Strange Discoveries

by Christopher Lovejoy on November 13, 2011

I swam to shore and stood up, dripping wet, stark naked in the warm sunshine.

I surveyed my tropical surroundings with the eyes of someone who had not a care in the world, with the ears of someone whose mind couldn’t yet give up its experience as an object of inquiry.

I couldn’t just experience the sight of surf meeting sand at sunset; I had to tell from experience. I couldn’t just experience the music of wind-swept leaves; I had to make a subtle note of it.

Entertaining and allowing a wider perspective in the water on my back refreshed and energized my body, making it more than ready, willing, and able to engage itself in vigorous exercise.

First, it was a jog around the island. Then, it was a swim around the island in the opposite direction. And then, most strenuous of all, it was climbing palms in search of fresh, ripe coconuts.

I collected four coconuts and brought them to my home base for consumption later in the day.

I set a limit of consuming four per day because I don’t much like getting the runs, and because of their high fat content, I drink and eat them late in the day to ground me, when I’m winding down.

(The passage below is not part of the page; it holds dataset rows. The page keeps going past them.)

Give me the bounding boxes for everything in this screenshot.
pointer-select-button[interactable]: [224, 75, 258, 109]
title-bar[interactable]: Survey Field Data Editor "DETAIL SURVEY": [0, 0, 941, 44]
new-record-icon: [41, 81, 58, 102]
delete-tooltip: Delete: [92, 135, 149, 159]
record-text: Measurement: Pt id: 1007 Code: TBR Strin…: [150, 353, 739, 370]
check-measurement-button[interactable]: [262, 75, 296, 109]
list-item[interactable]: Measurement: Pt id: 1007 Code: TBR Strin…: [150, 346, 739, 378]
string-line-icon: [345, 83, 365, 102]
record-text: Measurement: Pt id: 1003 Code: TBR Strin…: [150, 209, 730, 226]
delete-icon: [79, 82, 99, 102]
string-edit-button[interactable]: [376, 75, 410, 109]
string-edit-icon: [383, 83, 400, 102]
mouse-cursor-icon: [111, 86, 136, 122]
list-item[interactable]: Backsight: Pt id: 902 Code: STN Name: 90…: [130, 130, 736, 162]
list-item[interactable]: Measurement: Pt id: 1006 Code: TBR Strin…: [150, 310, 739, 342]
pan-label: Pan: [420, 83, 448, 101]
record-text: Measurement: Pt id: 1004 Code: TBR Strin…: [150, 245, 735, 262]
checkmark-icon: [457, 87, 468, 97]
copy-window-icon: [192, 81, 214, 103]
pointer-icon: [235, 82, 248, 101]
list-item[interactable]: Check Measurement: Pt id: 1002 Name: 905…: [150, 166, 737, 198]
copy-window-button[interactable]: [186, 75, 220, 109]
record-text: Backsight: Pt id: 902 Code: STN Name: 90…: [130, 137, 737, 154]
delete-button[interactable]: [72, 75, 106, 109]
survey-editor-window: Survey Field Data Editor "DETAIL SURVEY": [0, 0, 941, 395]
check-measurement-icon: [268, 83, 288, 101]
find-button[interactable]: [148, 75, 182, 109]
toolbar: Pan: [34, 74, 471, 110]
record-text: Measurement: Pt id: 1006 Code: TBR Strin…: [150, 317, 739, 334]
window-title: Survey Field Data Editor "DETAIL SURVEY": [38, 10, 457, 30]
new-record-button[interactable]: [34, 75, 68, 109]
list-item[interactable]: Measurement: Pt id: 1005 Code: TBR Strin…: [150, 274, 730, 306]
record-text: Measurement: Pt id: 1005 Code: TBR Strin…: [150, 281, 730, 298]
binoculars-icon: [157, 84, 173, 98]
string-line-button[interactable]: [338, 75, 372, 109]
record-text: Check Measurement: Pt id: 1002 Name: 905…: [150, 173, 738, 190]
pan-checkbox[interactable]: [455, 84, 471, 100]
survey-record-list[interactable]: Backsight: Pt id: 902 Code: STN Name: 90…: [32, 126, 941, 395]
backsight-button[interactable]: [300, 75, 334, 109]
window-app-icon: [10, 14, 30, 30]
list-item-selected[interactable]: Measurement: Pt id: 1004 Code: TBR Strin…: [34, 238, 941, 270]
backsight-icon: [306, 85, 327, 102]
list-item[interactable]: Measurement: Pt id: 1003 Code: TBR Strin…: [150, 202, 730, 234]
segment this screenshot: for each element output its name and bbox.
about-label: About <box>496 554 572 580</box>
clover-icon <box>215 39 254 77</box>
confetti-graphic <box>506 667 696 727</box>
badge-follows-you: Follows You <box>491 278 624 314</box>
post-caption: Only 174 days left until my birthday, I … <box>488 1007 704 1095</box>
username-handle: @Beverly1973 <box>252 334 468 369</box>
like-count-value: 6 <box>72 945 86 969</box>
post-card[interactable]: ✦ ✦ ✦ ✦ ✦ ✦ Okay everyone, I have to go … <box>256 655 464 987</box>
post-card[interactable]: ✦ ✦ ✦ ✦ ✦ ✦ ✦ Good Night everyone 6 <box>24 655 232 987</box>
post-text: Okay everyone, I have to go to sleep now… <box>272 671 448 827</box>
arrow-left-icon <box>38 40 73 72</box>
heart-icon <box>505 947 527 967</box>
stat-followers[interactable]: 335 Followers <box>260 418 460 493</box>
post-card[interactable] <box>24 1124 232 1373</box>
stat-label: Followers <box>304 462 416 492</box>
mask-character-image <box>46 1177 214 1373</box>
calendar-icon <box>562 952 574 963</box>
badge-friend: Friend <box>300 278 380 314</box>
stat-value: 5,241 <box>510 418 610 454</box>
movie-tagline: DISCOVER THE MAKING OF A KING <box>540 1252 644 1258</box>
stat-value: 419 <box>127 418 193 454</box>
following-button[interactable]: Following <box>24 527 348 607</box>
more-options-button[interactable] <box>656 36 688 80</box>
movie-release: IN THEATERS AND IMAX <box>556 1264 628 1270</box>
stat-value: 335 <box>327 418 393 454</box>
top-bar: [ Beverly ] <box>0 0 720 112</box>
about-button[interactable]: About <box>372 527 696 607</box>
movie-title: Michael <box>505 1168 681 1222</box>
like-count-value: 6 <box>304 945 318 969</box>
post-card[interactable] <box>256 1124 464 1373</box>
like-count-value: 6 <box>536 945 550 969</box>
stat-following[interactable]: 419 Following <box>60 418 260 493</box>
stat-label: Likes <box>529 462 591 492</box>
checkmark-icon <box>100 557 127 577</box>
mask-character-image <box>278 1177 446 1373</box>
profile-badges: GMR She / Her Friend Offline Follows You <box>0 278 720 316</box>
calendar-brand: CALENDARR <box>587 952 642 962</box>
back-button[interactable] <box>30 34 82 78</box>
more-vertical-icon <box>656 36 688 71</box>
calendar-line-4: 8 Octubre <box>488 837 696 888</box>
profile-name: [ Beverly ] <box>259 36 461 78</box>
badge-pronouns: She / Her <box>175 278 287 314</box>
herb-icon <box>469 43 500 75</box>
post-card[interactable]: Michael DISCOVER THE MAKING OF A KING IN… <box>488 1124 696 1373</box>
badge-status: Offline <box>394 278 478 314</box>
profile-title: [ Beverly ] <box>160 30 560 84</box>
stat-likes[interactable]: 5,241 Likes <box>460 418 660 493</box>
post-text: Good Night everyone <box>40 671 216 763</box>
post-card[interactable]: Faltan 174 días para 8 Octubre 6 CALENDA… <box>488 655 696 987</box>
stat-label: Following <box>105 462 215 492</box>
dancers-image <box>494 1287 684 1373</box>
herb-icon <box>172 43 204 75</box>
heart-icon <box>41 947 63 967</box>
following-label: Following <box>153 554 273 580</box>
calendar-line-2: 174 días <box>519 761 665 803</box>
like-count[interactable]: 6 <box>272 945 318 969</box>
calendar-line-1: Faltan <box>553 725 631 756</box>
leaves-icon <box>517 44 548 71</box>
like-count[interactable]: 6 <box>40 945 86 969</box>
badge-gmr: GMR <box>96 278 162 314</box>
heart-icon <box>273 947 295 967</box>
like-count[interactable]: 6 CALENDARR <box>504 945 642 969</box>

After putting the coconuts in the shade near my hammock, I did an exploratory hike of the island.

Although I had done what I thought was a thorough hike more than several times in days past, I found that there was always something new to ponder, or discover, or wonder about.

Most people conjure the image of lassitude when they hear of someone stranded all alone in paradise. They figure, before long, that the strandee runs out of things to do. This might be true for those who lack insight, imagination, intuition, or initiative, but for those of us who covet or cherish our solitude, running out of things to do is not an option under most circumstances. With an open mind and heart, there is almost always, on most days, something new to see or do or find.

But I digress.

Several weeks ago, I found a life-sized Polynesian baby doll washed up on the eastern shore.

The doll was stripped bare, and because it was home-made, it had no special talents or abilities, like wetting, pooping, wiggling, sipping, slurping, burping, talking, or crying on command.

Ever since then, I had made it my habit of watching out for new things when I took my meditative walks around the island, feeling more protective than grateful for this contact from beyond.

On this particular day, while taking my exploratory hike, I found a glass baby bottle filled with soured infant formula, sparking my imagination: irate father tosses baby accessories over crying baby?

Would a lifeless baby show up before long? I shuddered at the thought.

My life-long interest in the humanities made me more aware than most that this world, for the most part, had sacrificed much of its empathy for the sake of honing a security-obsessed, cynical, fascist siege mentality, devolving into isolated pockets of cultural and political interests.

I experienced this odd mentality through my contact with authority figures, service providers, and righteous neighbours. With no close friends or family, I imagined you lived a lonely life indeed.

Unless, of course, you were especially good to yourself.

But again, I digress.

I was now in the possession of a baby doll and a baby bottle – and these two things didn’t match up. That is, the baby bottle clearly wasn’t designed to be used with the baby doll.

Do I bury these objects out of sight, out of mind? Or do I keep them in a safe place, just in case?

That small voice within, with its ever clear prescience, nudged me to do the latter.